I'm no expert but I have read some good books on it the last few years.
I don't know many documentaries (and am generally skeptical of them) but The World At War is a classic, though probably very outdated by now.
There is a pretty big reading list here on the /r/AskHistorian subreddit, written up by actual historians. So for any topics you're interested in, go check there.
If I was to tell someone to read any single book it would probably be "How the War Was Won: Air-Sea Power and Allied Victory in World War 2", which is a deep dive into what the main combatants were actually producing. I'd always assumed things like tanks were one of the biggest production topics, but for most countries they were actually just a few percent of overall production. Aircraft, anti-air defense guns, and ships were actually the biggest production items. He also goes into the imporance of boring things like aircraft lost outside of combat due to crashes, which gutted the German and Japanese air forces late in the war.

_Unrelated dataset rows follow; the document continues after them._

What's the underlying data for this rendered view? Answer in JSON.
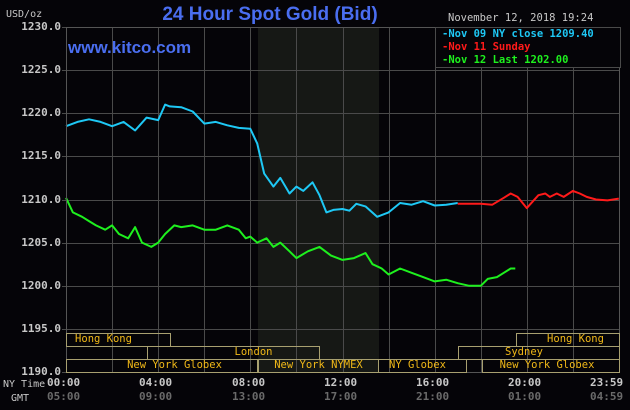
{
  "header": {
    "title": "24 Hour Spot Gold (Bid)",
    "site": "www.kitco.com",
    "unit": "USD/oz",
    "timestamp": "November 12, 2018 19:24"
  },
  "legend": [
    {
      "label": "Nov 09 NY close 1209.40",
      "color": "#1ec8f5"
    },
    {
      "label": "Nov 11 Sunday",
      "color": "#ff1a1a"
    },
    {
      "label": "Nov 12 Last 1202.00",
      "color": "#1ef01e"
    }
  ],
  "axis": {
    "y_ticks": [
      "1230.0",
      "1225.0",
      "1220.0",
      "1215.0",
      "1210.0",
      "1205.0",
      "1200.0",
      "1195.0",
      "1190.0"
    ],
    "x_row_label": "NY Time",
    "gmt_row_label": "GMT",
    "x_ticks": [
      "00:00",
      "04:00",
      "08:00",
      "12:00",
      "16:00",
      "20:00",
      "23:59"
    ],
    "gmt_ticks": [
      "05:00",
      "09:00",
      "13:00",
      "17:00",
      "21:00",
      "01:00",
      "04:59"
    ]
  },
  "sessions": [
    {
      "label": "Hong Kong",
      "row": 1
    },
    {
      "label": "London",
      "row": 2
    },
    {
      "label": "New York Globex",
      "row": 3
    },
    {
      "label": "New York NYMEX",
      "row": 3
    },
    {
      "label": "NY Globex",
      "row": 3
    },
    {
      "label": "New York Globex",
      "row": 3
    },
    {
      "label": "Sydney",
      "row": 2
    },
    {
      "label": "Hong Kong",
      "row": 1
    }
  ],
  "chart_data": {
    "type": "line",
    "title": "24 Hour Spot Gold (Bid)",
    "xlabel": "NY Time",
    "ylabel": "USD/oz",
    "ylim": [
      1190,
      1230
    ],
    "xlim": [
      "00:00",
      "23:59"
    ],
    "grid": true,
    "legend_position": "top-right",
    "shaded_region": {
      "from": "08:00",
      "to": "13:15",
      "label": "New York NYMEX"
    },
    "series": [
      {
        "name": "Nov 09 NY close 1209.40",
        "color": "#1ec8f5",
        "x_hours": [
          0,
          0.5,
          1,
          1.5,
          2,
          2.5,
          3,
          3.5,
          4,
          4.3,
          4.5,
          5,
          5.5,
          6,
          6.5,
          7,
          7.5,
          8,
          8.3,
          8.6,
          9,
          9.3,
          9.7,
          10,
          10.3,
          10.7,
          11,
          11.3,
          11.6,
          12,
          12.3,
          12.6,
          13,
          13.5,
          14,
          14.5,
          15,
          15.5,
          16,
          16.5,
          17
        ],
        "values": [
          1218.5,
          1219.0,
          1219.3,
          1219.0,
          1218.5,
          1219.0,
          1218.0,
          1219.5,
          1219.2,
          1221.0,
          1220.8,
          1220.7,
          1220.2,
          1218.8,
          1219.0,
          1218.6,
          1218.3,
          1218.2,
          1216.5,
          1213.0,
          1211.5,
          1212.5,
          1210.7,
          1211.5,
          1211.0,
          1212.0,
          1210.5,
          1208.5,
          1208.8,
          1208.9,
          1208.7,
          1209.5,
          1209.2,
          1208.0,
          1208.5,
          1209.6,
          1209.4,
          1209.8,
          1209.3,
          1209.4,
          1209.6
        ]
      },
      {
        "name": "Nov 11 Sunday",
        "color": "#ff1a1a",
        "x_hours": [
          17,
          17.5,
          18,
          18.5,
          19,
          19.3,
          19.6,
          20,
          20.5,
          20.8,
          21,
          21.3,
          21.6,
          22,
          22.3,
          22.6,
          23,
          23.5,
          23.99
        ],
        "values": [
          1209.5,
          1209.5,
          1209.5,
          1209.4,
          1210.2,
          1210.7,
          1210.3,
          1209.0,
          1210.5,
          1210.7,
          1210.3,
          1210.7,
          1210.3,
          1211.0,
          1210.7,
          1210.3,
          1210.0,
          1209.9,
          1210.1
        ]
      },
      {
        "name": "Nov 12 Last 1202.00",
        "color": "#1ef01e",
        "x_hours": [
          0,
          0.3,
          0.7,
          1,
          1.3,
          1.7,
          2,
          2.3,
          2.7,
          3,
          3.3,
          3.7,
          4,
          4.3,
          4.7,
          5,
          5.5,
          6,
          6.5,
          7,
          7.5,
          7.8,
          8,
          8.3,
          8.7,
          9,
          9.3,
          9.7,
          10,
          10.5,
          11,
          11.5,
          12,
          12.5,
          13,
          13.3,
          13.7,
          14,
          14.5,
          15,
          15.5,
          16,
          16.5,
          17,
          17.5,
          18,
          18.3,
          18.7,
          19,
          19.3,
          19.5
        ],
        "values": [
          1210.2,
          1208.5,
          1208.0,
          1207.5,
          1207.0,
          1206.5,
          1207.0,
          1206.0,
          1205.5,
          1206.8,
          1205.0,
          1204.5,
          1205.0,
          1206.0,
          1207.0,
          1206.8,
          1207.0,
          1206.5,
          1206.5,
          1207.0,
          1206.5,
          1205.5,
          1205.7,
          1205.0,
          1205.5,
          1204.5,
          1205.0,
          1204.0,
          1203.2,
          1204.0,
          1204.5,
          1203.5,
          1203.0,
          1203.2,
          1203.8,
          1202.5,
          1202.0,
          1201.3,
          1202.0,
          1201.5,
          1201.0,
          1200.5,
          1200.7,
          1200.3,
          1200.0,
          1200.0,
          1200.8,
          1201.0,
          1201.5,
          1202.0,
          1202.0
        ]
      }
    ]
  }
}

Adam Tooze's "The Wages of Destruction" is a good deep dive into the economy under the Nazis. It gets a bit bogged down on things like pre-war German agricultural theorists (yawn) but busts a good number of myths like the Germans not being under a serious war economy, and it explains pretty starkly why the Nazis carried out the Holocaust.
Most books by David Stahel and David Glantz seem to come highly recommended. Both importantly are writing after the opening of the Russian archives. For decades after the war, most of what the west knew about the Eastern front was what the German generals told us, and what was found in the German archives. This obviously led to a pro-German bias among most accounts written until the end of the Cold War.

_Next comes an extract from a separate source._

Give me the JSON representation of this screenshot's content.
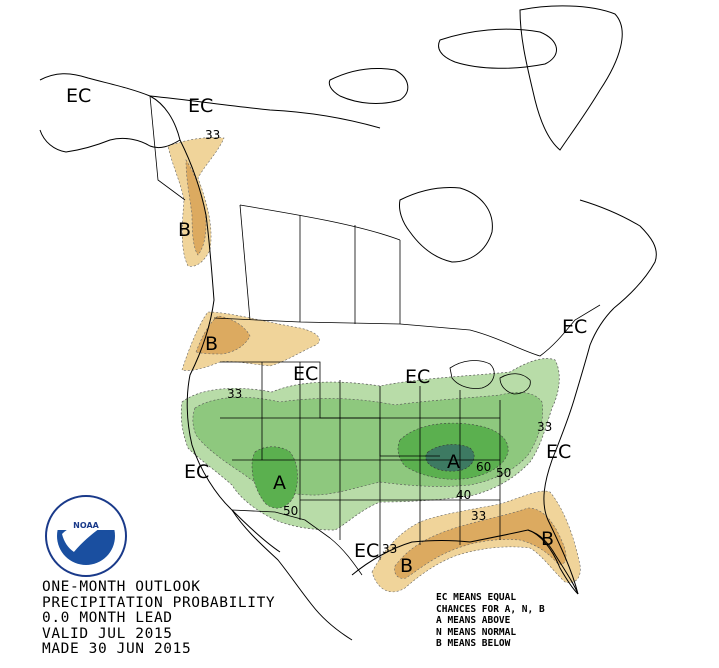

I also finished Sean McMeekin's "Stalin's War" a few months ago. He's less focused on the fighting and more on the diplomatic maneuvering before and during the war, and does a pretty good job showing Stalin was a primary instigator who seems to always get off lightly for invading Poland, the Baltic states, and Finland while supplying Germany in 1939. Some of his more radical points seem to go a bit far, but even if you only agree with him 50% of the time, it seems that Western leaders were severely naive in their dealings with Stalin.
"A Tower of Skulls: A History of the Asia-Pacific War (July 1937-May 1942)" both goes through the Sino-Japanese War, and connecting it to events elsewhere which help to explain the happenings of the early stages of WW2. Particularly the latter part helps tie the interactions between Japan-China to the Soviet Union, America, and Germany beyond that.
If naval warfare is your thing, read Ian Toll's Pacific War Trilogy. It goes from the start of US involvement in 1941 through mid 1942 (first book), then through the middle of the war through the Battle of the Philippine Sea (second book), then to the end of the war in 1945 (third book). It does somewhat become a list of naval airstrikes and invasions. The focus is on the fighting, though it does tie in some US domestic politics.
If naval warfare is really your thing, then "Shattered Sword: The Untold Story of the Battle of Midway" and "Neptune's Inferno: The US Navy at Guadalcanal" are both excellent, both much more focused on one/a few battles than broader events, but illustrating both in great detail.
@centrally-unplanned and @gpuzzle might have some other recommendations too.